Mit messerscharfer Ironie gegen seichte Sendungen: Fabian Schläper und Iris Kuhn gastierten in Hirschhorn mit ihrem Kabarettprogramm „Das große Glotzen“

Schon mit den ersten Aktionen packt Fabian Schläper sein Publikum. Locker, spritzig, witzig begrüßt er den vollen Kapitalsaal im Kloster, albert mit Iris Kuhn am Klavier herum, ist nie um einen spontanen Gag verlegen. Während seine Begleiterin formvollendet mondän im roten Abendkleid die schwarzen und weißen Tasten beherrscht, ist Schläper eher der zapplige Clown, der immer wieder von ihr mit einigen wenigen Tönen zurechtgewiesen wird. Sein Outfit Marke Fernsehtestbild aus den 70er Jahren tut ein Übriges dazu, dass er unwillkürlich von Anfang an die Narrenkappe aufhat.

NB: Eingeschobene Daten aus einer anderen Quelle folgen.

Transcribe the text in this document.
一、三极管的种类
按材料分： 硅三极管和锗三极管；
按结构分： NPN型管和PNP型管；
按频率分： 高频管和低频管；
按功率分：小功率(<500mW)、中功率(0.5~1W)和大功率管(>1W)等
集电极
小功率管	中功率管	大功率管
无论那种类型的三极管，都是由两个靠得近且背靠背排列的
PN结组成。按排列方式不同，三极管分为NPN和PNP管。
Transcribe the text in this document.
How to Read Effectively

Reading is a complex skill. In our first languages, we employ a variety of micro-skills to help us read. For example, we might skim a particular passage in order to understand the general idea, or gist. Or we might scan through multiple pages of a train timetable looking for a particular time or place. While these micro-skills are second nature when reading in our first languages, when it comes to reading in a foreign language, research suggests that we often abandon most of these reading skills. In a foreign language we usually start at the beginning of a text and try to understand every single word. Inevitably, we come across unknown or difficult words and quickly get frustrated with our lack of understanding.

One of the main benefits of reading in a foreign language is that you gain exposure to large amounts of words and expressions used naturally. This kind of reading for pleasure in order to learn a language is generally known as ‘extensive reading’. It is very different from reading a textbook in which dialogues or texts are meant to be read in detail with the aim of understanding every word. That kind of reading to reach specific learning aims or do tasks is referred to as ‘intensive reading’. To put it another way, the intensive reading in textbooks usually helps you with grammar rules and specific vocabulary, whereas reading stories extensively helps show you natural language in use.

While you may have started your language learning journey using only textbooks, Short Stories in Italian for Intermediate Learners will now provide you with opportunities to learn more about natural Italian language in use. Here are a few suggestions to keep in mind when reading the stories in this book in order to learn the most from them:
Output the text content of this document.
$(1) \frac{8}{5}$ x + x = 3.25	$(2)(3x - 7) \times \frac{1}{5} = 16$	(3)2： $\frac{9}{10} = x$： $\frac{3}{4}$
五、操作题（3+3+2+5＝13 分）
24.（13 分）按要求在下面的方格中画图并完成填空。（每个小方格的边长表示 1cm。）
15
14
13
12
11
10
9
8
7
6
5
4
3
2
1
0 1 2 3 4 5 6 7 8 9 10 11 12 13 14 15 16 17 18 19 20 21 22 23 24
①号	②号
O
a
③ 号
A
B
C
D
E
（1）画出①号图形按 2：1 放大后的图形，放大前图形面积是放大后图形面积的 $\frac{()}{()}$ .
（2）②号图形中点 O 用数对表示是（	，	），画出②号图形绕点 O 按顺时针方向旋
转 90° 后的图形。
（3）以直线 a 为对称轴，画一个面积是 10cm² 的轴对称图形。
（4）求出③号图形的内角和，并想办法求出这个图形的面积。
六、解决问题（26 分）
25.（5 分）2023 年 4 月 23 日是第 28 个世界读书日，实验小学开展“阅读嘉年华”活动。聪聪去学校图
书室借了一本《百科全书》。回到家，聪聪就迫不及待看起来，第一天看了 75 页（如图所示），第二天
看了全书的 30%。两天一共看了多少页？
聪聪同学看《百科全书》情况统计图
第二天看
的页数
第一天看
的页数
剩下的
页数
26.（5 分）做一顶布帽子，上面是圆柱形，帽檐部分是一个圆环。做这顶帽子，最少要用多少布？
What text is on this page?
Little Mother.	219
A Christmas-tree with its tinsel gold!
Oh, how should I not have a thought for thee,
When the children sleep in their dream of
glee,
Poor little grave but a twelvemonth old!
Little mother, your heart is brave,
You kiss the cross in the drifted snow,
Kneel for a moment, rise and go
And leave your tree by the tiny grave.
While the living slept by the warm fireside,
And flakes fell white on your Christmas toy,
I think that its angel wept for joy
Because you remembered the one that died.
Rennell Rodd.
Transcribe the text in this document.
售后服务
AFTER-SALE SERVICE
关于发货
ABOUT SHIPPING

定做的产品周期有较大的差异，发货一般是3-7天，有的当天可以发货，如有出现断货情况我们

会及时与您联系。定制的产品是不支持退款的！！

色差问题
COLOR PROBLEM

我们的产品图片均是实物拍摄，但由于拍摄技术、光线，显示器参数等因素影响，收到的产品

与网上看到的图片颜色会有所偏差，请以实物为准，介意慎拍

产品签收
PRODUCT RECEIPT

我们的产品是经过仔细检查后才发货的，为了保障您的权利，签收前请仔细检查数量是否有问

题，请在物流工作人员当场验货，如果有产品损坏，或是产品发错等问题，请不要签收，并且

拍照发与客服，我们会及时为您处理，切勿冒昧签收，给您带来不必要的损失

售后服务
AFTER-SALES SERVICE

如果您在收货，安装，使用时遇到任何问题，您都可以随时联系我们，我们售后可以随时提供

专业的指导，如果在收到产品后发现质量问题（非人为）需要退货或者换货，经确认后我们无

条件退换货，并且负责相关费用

Das knapp 80-köpfige Publikum jedenfalls war restlos begeistert und die Künstler auf der anderen Seite ebenso. Folgerichtig war erst nach drei Zugaben endgültig Schluss mit dem neuen Programm „Das große Glotzen“. Wie der Titel schon richtig andeutete, ging es um den Versuch des Künstlers, endlich einmal groß in der Glotze rauszukommen. Dafür tut Schläper, Chansonnier, Songwriter und mit Kleinkunstpreisen ausgezeichnet, fast alles.

Neidisch ist er auf Iris Kuhn. Die nämlich weiß ihn nicht nur perfekt auf dem Klavier zu begleiten, sondern hat ihm auch den ersehnten Job voraus: Als TV-Leiche mit einem „todsicheren Job“ kennt sie alle bekannten Schauspieler persönlich. Die erste Hälfte bedeutete mehr oder weniger das Warm-up der beiden für das, was noch kommen sollte – mit dem Lied über die Taube Horst als Höhepunkt vor der Pause.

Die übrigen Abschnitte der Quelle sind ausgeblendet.